CoinShares entre au Nasdaq : première cotation européenne pure-play crypto aux États-Unis
Le 1er avril 2026, CoinShares PLC — le plus grand gestionnaire européen spécialisé en actifs crypto, avec plus de 6 milliards de dollars sous gestion — a commencé à se négocier sur le Nasdaq sous le ticker CSHR. Il s'agit de la première société européenne exclusivement dédiée aux crypto-actifs à accéder aux marchés de capitaux américains à cette échelle. La cotation s'est effectuée via une combinaison d'entreprises d'une valeur de 1,2 milliard de dollars avec la SPAC Vine Hill Capital Investment Corp., soutenue par un engagement institutionnel de 50 millions de dollars d'Alyeska Master Fund.
Thank you @NasdaqExchange and @Nasdaq and @Nasdaq for an unforgettable day.
— CoinShares (@CoinSharesCo) April 9, 2026
A major milestone for CoinShares and the beginning of a new chapter.
Proud to share this moment with our Co-founder, President and CEO @jmmognetti, alongside our Board members and Co-founder @dannylmasters,… pic.twitter.com/pazL6rErv7
Mognetti sonne la cloche du Nasdaq : un signal fort pour les investisseurs européens
Le 8 avril 2026, Jean-Marie Mognetti, co-fondateur et PDG, a sonné la Nasdaq Opening Bell à Times Square — un geste hautement symbolique pour une société dont le siège est enregistré au Royaume-Uni et dont l'essentiel de l'activité reste ancré en Europe. Sur CNBC, il a été direct : "Nous avons beaucoup d'encours en Europe, mais pas assez aux États-Unis. Nous voulons devenir une entreprise bien plus grande, et notre croissance se mesurera à notre capacité à pénétrer ce marché."
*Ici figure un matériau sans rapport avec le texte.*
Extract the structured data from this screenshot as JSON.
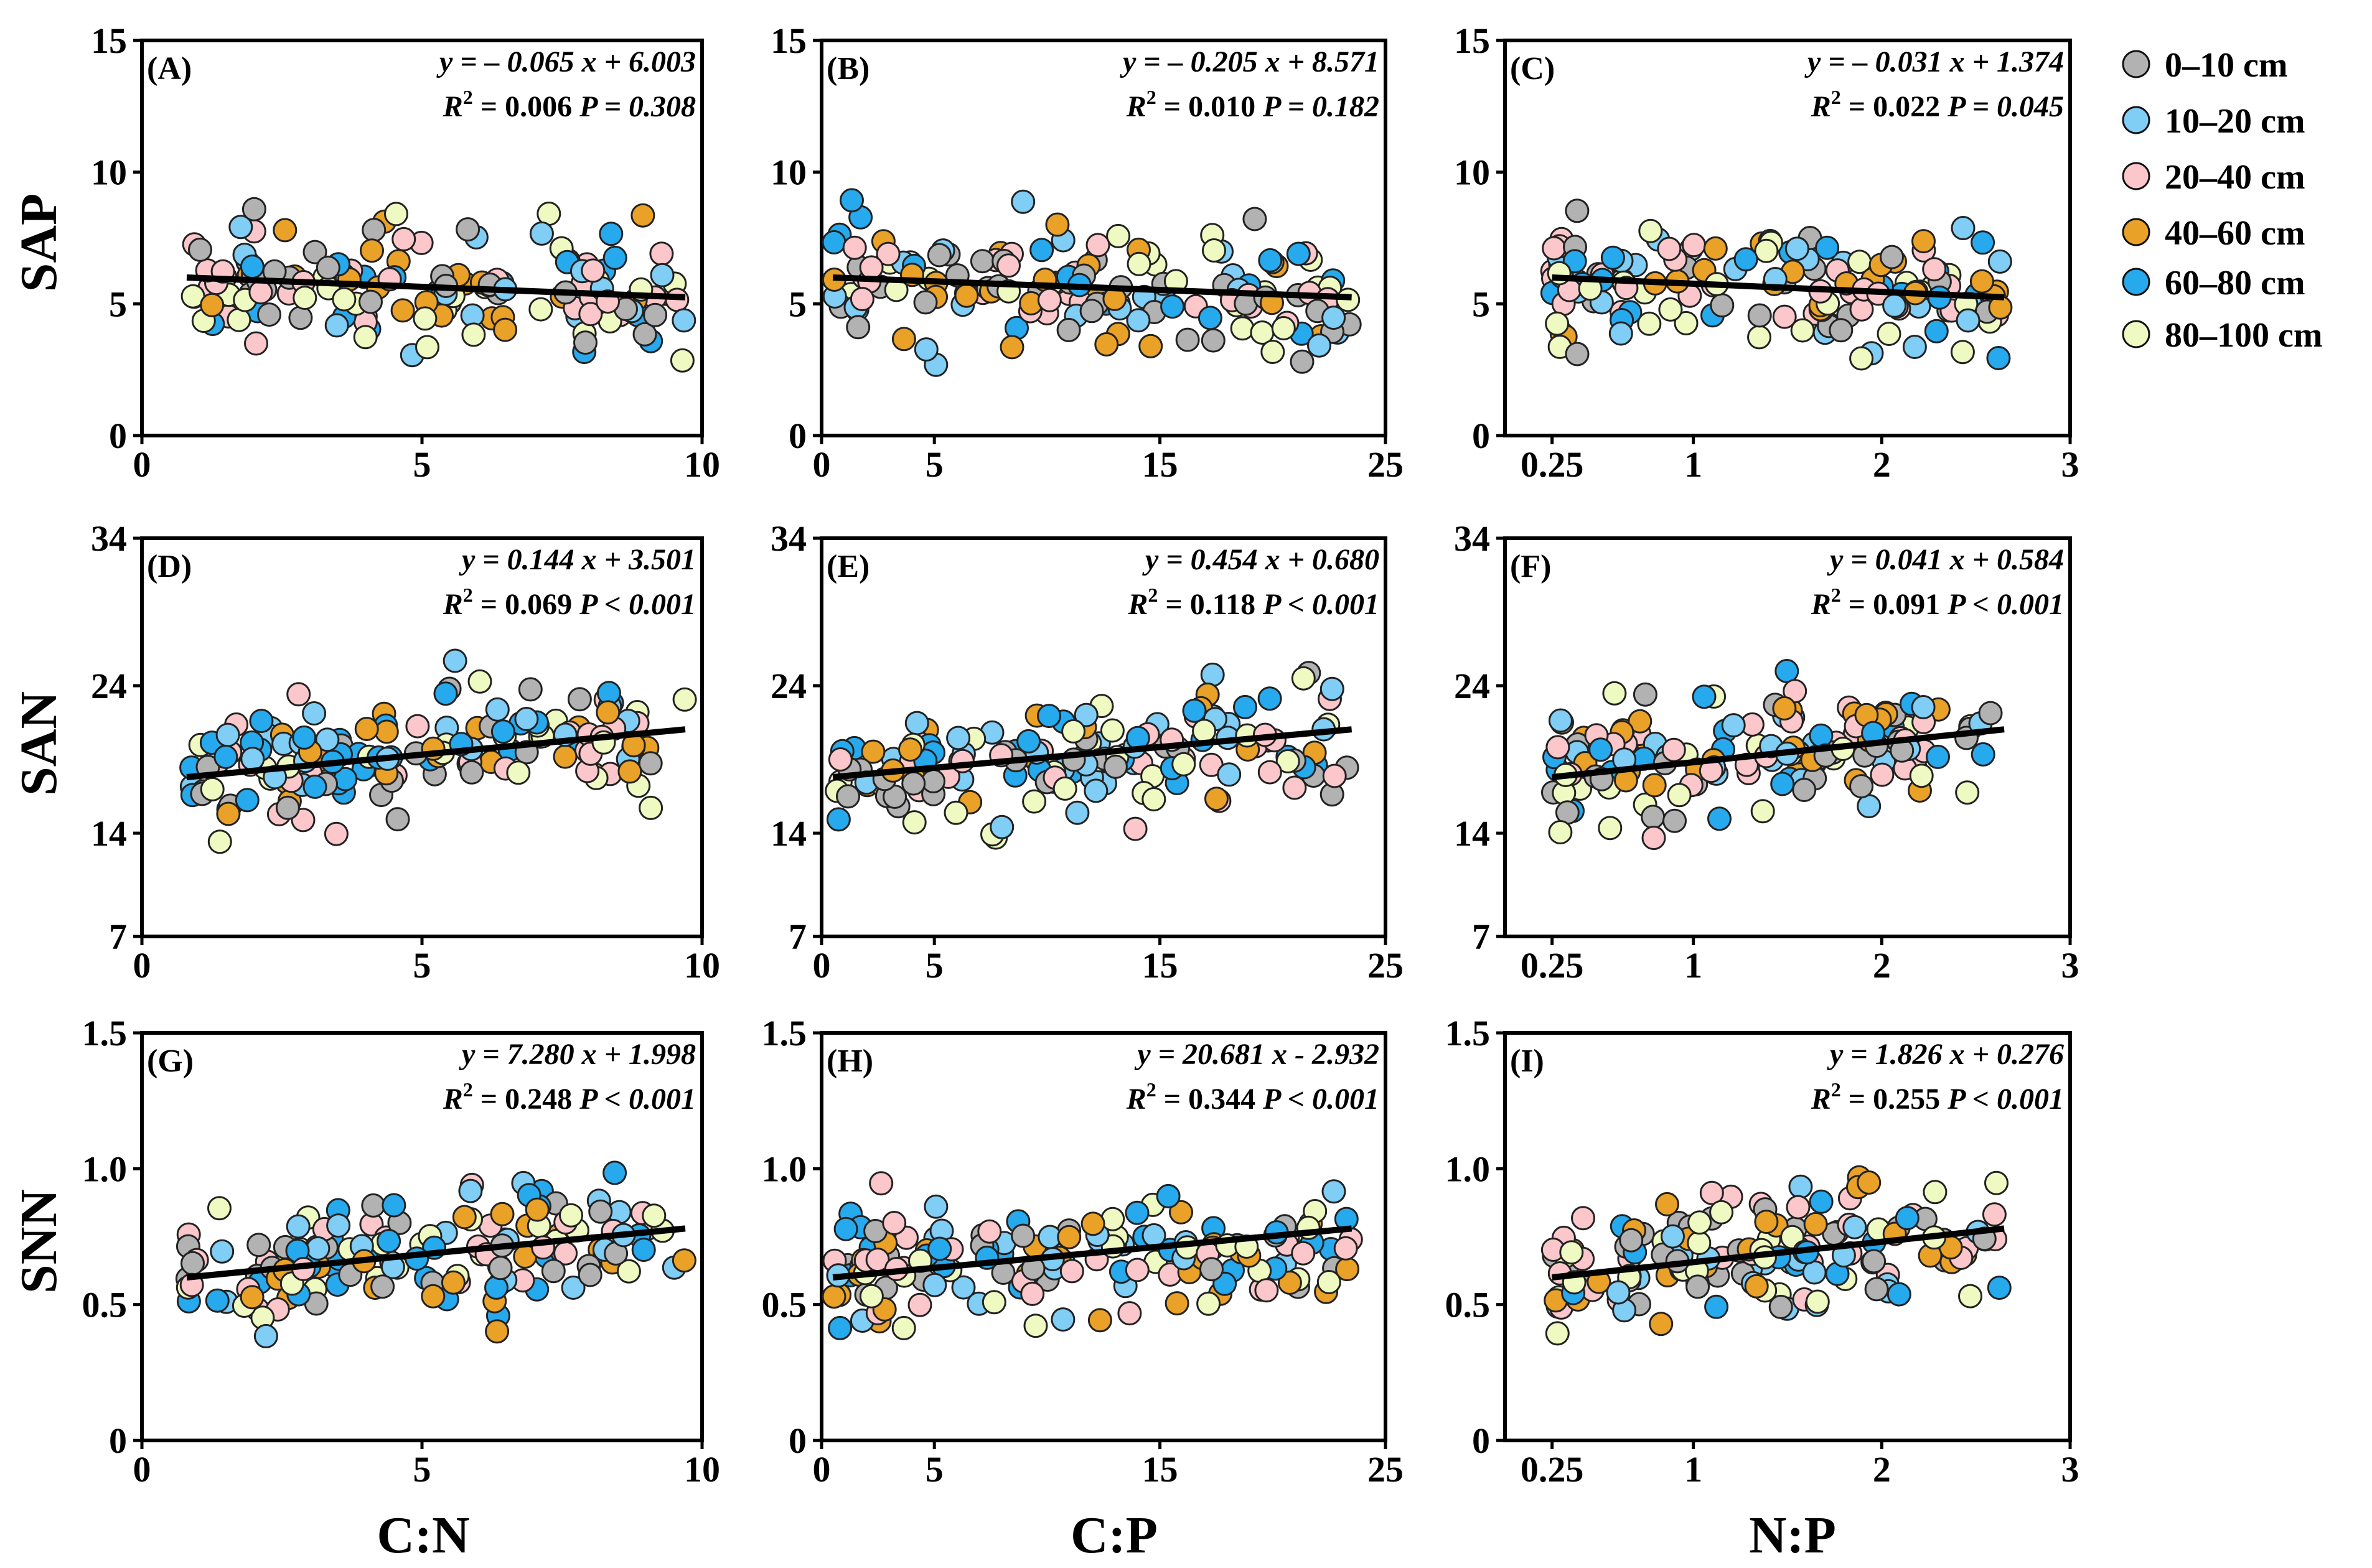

Ce n'est pas un pari hasardeux. CoinShares a dégagé des bénéfices pendant 12 années consécutives — à travers le krach de 2018, l'effondrement de FTX en novembre 2022 et la correction du premier trimestre 2026. Sur le marché européen des ETP crypto, la société détient 34 % de parts de marché, se positionnant au quatrième rang mondial derrière BlackRock, Grayscale et Fidelity. Pour les investisseurs français soumis au PFU à 30 % sur les cessions de crypto-actifs, une exposition via une action cotée au Nasdaq peut offrir une alternative fiscalement structurée à la détention directe.
Se coter pendant la chute du Bitcoin : un choix assumé
Le 8 avril, au moment où Mognetti sonnait la cloche, le Bitcoin cotait autour de 70 000 dollars — en repli de 23 % depuis le début de l'année, dans une semaine marquée par les incertitudes tarifaires mondiales. Kraken avait reporté son projet d'IPO. CoinShares a maintenu le cap. "Nous ne croyons pas aux fenêtres temporelles," a déclaré Mognetti. "Nous nous cotons parce que l'entreprise est prête."
Ce contexte s'inscrit dans une dynamique plus large. Quelques jours auparavant, Morgan Stanley avait lancé son ETF spot Bitcoin MSBT sur NYSE Arca, devenant la première grande banque américaine à émettre directement un tel produit. En mars 2026, la SEC et la CFTC avaient conjointement qualifié Bitcoin, Ethereum et Solana de matières premières numériques, marquant le tournant réglementaire américain le plus significatif depuis des années. En France, l'AMF suit de près ces évolutions transatlantiques dans le cadre de l'harmonisation MiCA.
Ce qui attend CSHR : perspectives pour les investisseurs
CoinShares gère 39 produits sur 4 plateformes et génère ses revenus principalement via des commissions de gestion récurrentes — un modèle qui la protège des pics de volatilité des volumes de trading. Le plan de croissance dépasse largement les ETP. Mognetti a annoncé une expansion vers les stratégies alternatives actives et la DeFi, un secteur en pleine phase de consolidation en 2026. La cotation au Nasdaq apporte quelque chose qu'aucune bourse européenne ne pouvait offrir : des actions comme monnaie d'acquisition sur le marché américain.
Le 14 avril, Mognetti interviendra à la Centri Capital Conference — sa première prise de parole publique destinée aux investisseurs américains depuis le début des négociations. Le rapport de résultats du T1 2026 constituera le premier vrai test de valorisation. L'histoire de CoinShares au Nasdaq commence ici — et manifestement, elle ne s'arrêtera pas là.